Survivors passed Wednesday under a replica of the infamous sign at the main entrance to Auschwitz, which bears the Nazi slogan "Arbeit Macht Frei" - or "Work Sets You Free."
The original sign but after three days. The thieves had cut the sign into three pieces, however, and it .
Jadwiga Bogucka, an 84-year-old non-Jewish Pole, was sent to Auschwitz in 1944 for taking part in the Warsaw uprising against the Germans. Before the ceremony, she told The Associated Press that Wednesday's weather was similar to that on Jan. 27, 1945, when she woke up and found the Nazis had fled the camp.
"It was all covered in snow and it was very cold. There was no gong as usual for breakfast that morning, but the previous night there had been the usual terror, or even worse - the roll call, the screaming of the SS men," said Bogucka, who was 19 at the time.

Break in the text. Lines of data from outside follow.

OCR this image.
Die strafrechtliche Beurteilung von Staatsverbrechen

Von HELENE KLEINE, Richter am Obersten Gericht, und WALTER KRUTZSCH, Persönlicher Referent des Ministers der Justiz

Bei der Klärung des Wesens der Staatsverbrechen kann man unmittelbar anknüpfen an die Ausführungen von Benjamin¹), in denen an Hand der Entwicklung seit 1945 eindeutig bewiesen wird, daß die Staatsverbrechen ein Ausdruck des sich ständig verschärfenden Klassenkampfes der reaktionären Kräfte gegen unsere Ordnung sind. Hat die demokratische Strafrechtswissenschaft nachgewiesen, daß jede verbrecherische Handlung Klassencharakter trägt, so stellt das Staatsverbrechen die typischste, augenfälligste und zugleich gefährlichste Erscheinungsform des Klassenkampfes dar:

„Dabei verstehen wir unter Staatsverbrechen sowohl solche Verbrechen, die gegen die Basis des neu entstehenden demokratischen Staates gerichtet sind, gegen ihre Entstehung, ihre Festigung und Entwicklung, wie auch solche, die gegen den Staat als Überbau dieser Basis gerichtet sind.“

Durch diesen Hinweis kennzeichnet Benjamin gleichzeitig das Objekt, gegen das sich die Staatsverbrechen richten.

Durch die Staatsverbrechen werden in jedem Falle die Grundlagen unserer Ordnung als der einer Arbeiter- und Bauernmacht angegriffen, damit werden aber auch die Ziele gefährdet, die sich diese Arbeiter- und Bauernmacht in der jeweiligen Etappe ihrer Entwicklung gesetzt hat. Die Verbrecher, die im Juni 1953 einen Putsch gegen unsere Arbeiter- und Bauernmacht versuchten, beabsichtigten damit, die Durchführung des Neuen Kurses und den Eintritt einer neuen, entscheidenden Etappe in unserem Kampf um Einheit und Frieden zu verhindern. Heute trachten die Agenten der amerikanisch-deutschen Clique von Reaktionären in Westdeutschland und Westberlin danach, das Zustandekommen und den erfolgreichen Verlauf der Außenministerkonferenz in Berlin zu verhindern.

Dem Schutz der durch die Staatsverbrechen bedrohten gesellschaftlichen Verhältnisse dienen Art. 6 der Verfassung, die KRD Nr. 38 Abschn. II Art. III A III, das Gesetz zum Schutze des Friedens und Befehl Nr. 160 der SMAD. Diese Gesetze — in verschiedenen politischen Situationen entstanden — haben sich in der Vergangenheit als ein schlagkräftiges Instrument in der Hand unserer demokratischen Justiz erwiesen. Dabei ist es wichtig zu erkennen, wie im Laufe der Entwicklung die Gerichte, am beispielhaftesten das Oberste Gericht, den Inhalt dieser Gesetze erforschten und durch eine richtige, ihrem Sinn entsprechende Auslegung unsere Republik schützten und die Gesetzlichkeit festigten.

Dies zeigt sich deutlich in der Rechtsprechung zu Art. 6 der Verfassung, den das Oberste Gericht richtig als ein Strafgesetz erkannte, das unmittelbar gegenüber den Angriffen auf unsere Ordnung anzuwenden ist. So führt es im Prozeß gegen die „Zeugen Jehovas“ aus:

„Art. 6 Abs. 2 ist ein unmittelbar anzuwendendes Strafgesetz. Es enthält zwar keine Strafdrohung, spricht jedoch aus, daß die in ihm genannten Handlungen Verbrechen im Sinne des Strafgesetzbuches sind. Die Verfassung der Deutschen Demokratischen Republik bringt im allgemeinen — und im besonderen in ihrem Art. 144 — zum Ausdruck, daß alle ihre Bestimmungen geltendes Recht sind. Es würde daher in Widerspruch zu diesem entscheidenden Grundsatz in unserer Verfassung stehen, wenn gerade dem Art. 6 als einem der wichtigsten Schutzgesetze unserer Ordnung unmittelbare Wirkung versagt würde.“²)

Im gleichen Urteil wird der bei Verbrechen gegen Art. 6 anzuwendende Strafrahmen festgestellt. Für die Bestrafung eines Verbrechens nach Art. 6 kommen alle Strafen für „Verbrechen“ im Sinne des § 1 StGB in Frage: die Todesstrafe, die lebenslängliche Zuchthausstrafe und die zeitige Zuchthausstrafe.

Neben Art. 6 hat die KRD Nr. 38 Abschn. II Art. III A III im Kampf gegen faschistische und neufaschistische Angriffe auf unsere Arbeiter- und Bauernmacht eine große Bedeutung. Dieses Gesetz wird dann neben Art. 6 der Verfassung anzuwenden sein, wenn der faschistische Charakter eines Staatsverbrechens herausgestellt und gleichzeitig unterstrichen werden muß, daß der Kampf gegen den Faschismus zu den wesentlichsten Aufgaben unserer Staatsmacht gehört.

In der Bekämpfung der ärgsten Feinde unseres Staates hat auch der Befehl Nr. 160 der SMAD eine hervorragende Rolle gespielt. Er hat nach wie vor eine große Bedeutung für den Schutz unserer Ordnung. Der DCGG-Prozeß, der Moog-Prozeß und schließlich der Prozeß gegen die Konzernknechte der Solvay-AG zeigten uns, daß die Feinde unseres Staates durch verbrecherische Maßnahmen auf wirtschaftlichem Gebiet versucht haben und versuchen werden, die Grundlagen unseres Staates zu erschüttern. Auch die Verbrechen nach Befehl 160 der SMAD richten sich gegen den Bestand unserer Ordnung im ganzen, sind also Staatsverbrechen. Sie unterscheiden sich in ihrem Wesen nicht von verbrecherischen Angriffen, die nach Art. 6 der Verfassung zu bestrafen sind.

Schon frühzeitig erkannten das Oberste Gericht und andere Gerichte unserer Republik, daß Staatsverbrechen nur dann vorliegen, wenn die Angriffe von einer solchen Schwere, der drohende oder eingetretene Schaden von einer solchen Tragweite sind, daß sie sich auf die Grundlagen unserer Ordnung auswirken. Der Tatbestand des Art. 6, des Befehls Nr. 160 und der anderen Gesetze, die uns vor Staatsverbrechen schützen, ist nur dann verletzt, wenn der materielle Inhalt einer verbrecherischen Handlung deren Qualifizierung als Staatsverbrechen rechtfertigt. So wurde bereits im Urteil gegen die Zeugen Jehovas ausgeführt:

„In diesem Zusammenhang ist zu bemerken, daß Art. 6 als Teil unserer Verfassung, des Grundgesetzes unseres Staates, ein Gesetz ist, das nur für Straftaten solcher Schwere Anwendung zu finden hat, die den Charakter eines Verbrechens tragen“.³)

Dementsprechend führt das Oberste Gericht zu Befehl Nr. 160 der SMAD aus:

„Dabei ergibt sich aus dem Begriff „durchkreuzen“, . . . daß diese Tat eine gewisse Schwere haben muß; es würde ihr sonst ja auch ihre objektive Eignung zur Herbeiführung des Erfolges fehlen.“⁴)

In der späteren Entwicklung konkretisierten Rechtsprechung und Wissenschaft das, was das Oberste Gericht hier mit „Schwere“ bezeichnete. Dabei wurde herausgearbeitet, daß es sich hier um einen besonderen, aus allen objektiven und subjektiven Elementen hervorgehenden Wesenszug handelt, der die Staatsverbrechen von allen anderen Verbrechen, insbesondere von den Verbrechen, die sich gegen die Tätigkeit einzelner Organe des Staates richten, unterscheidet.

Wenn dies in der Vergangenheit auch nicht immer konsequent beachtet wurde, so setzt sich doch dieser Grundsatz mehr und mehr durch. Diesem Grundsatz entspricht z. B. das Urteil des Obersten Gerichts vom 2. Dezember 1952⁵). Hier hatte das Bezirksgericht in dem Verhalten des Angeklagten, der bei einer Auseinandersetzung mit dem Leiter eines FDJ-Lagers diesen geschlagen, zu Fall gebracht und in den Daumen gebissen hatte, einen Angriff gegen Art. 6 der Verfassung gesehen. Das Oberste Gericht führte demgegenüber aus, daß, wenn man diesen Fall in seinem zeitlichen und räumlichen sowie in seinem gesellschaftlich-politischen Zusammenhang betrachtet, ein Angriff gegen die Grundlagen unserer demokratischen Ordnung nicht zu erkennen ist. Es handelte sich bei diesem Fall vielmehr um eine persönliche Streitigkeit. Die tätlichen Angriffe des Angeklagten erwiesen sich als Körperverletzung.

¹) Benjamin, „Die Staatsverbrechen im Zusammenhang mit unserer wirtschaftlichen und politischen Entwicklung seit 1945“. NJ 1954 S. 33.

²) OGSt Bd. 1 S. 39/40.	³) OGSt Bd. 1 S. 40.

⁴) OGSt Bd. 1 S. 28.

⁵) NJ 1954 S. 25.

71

"I left the barrack to see what was going on (and) there were dead bodies everywhere, because the Germans had shot anyone still able to move or who tried to flee," she said.
The Nazis opened Auschwitz as a concentration camp in the summer of 1940 after they invaded and occupied Poland. Its first prisoners were non-Jewish Poles and others. Because of its central location, Germany soon turned it into a center for implementing the "Final Solution," the plan to kill Europe's Jews.
By the end of World War II, at least 1.1 million people, mostly Jews, but also non-Jewish Poles, Gypsies and others, had died in the gas chambers at Auschwitz-Birkenau or from starvation, disease and forced labor. Some 6 million Jews overall were killed in the Holocaust.
In other commemorations, German-born Pope Benedict XVI spoke at the Vatican of "the horror of crimes of unheard-of brutality that were committed in the death camps created by Nazi Germany."
Israeli President Shimon Peres addressed the German parliament, calling for the surviving perpetrators of the Holocaust to be brought to justice.
"Across the world, survivors of the Holocaust are gradually departing from the world of the living," Peres said.
"At the same time, men and women who took part in the most odious activity on earth - that of genocide - still live on German and European soil, and in other parts of the world," he added. "My request of you is: Please do everything to bring them to justice."
In Hungary, government officials promised to pursue efforts to criminalize Holocaust denial and drew parallels between the rise of pro-Nazi groups in the 1930s and the current strengthening of far-right parties.
"The struggle against extremists begins with remembrance," said Csaba Molnar, head of the prime minister's office. Historians say about a third of those killed in Auschwitz were Hungarians.